Una mujer, copia del pasado, estaba frente a mí, esa mañana, muy fría, de junio.
Su amada figura regresó, por un instante largo a la vida, navegando en el manantial de recuerdos que la atan a mis sueños y desvelos.
Los contornos de la cara y las líneas de su cuerpo eran idénticos a los del volcánico ayer.
El fulgor de sus ojos, negros y brillantes, titilaba al trasluz del espejo, testigo de las noches, en las que mi alma la incorpora, permanentemente, al acontecer de los días.
La mujer ausente por tantos años, estaba ahora frente a mí, como si el reloj del mundo se hubiese detenido para conservar intacta su imagen adorable.
Treinta años, que la ausencia hizo demasiado largos, retrocedieron en ese instante.
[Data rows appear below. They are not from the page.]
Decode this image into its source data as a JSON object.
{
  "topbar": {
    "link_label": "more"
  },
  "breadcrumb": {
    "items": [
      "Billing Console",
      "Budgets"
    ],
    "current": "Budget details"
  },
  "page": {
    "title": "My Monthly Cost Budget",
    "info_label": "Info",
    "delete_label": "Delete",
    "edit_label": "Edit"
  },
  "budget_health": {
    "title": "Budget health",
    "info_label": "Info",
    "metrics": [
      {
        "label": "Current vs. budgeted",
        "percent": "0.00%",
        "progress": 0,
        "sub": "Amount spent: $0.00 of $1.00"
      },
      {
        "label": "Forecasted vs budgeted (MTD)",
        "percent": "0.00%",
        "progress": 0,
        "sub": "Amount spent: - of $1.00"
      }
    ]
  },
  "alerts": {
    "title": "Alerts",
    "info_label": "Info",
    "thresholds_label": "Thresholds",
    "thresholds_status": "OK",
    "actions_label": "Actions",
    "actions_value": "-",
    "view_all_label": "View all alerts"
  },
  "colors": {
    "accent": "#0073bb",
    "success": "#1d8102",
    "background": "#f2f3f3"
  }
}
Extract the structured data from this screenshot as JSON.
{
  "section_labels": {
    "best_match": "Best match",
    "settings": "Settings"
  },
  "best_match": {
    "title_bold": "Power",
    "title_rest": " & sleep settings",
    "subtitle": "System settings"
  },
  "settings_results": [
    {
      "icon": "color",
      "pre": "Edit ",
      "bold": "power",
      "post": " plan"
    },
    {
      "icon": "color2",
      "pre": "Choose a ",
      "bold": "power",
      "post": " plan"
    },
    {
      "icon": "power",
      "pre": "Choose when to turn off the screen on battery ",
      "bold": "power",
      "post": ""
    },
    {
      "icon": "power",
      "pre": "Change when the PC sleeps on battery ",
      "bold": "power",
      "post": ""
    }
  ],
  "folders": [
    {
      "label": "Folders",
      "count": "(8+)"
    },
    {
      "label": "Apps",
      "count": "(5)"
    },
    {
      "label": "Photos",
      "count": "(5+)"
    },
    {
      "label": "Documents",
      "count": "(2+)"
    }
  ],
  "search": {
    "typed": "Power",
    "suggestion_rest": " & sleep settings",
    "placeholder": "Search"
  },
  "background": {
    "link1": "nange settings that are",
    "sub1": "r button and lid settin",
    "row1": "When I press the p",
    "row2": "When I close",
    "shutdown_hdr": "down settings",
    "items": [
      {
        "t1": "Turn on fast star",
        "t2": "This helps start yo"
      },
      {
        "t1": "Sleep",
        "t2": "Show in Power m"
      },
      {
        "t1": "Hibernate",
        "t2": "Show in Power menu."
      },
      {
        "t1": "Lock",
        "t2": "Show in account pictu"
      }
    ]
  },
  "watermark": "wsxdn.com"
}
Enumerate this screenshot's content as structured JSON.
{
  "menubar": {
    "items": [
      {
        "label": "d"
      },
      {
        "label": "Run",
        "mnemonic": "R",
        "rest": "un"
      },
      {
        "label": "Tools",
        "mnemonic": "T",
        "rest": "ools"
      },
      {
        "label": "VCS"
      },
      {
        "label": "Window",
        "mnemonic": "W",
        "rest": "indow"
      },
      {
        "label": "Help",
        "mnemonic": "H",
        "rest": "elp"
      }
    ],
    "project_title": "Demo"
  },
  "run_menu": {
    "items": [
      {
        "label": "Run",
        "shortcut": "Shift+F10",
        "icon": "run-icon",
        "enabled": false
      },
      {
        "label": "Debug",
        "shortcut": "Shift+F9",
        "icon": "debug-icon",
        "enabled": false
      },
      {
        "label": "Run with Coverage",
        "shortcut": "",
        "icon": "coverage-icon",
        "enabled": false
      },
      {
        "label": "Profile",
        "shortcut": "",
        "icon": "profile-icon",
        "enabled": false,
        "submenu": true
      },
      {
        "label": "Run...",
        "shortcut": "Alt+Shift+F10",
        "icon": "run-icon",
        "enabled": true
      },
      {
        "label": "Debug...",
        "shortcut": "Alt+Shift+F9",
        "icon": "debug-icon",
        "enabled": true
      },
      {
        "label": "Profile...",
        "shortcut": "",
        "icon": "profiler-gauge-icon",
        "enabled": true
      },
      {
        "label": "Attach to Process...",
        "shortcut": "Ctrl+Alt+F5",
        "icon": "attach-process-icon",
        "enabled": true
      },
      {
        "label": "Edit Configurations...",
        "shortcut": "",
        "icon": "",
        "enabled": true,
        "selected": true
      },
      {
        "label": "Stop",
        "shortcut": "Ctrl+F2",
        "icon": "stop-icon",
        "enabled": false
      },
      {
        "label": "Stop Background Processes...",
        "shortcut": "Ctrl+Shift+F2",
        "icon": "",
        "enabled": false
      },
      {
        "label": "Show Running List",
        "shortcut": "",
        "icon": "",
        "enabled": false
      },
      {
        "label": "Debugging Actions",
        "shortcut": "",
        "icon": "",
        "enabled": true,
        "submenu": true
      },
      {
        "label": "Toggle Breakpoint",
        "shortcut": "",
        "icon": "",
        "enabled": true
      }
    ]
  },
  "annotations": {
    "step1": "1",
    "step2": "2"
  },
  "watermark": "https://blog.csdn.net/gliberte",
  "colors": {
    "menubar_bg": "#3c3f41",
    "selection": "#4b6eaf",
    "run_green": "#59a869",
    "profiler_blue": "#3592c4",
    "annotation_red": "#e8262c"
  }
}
Hechos memorables, adormecidos en la cuna del tiempo, se agolparon en mi mente.
¿Era ella, en verdad, que volvía a la vida? Yo la ví allí, grácil y juvenil, idéntica al duro momento en que lloré su dolorosa partida.
¿Cómo decirle que soy yo, envejecido y cansado, el que la amó y que sería capaz de morir una y otra vez por ella?
¿Cómo recordarle que mis besos acariciaron su rostro y que ella correspondía a mis deseos?
¿Cómo puede mantener, la mujer de mis sueños clara mi imagen luego de tan larga espera, si ella es la misma mujer adorable del pasado, que contrasta con la desgarbada figura mía del presente?
La seguí en silencio…
En oscuro silencio, la seguí por la calle desierta.
Al tocar sus dedos largos la puerta de su aposento, la abordé con timidez y, al mirarla de cerca, mi corazón latió aceleradamente al contemplar, que era ella, la misma mujer que robó, por una eternidad, mis sueños.
Salvo que ahora, era otro el espíritu que la animaba.
Al hablarme, su voz, era muy distinta a los sonidos alegres de los labios que susurraban mi nombre, en el lejano ayer.
Retornó, sin duda, su cuerpo a la vida, no así el aliento que colmó mis más caras ilusiones.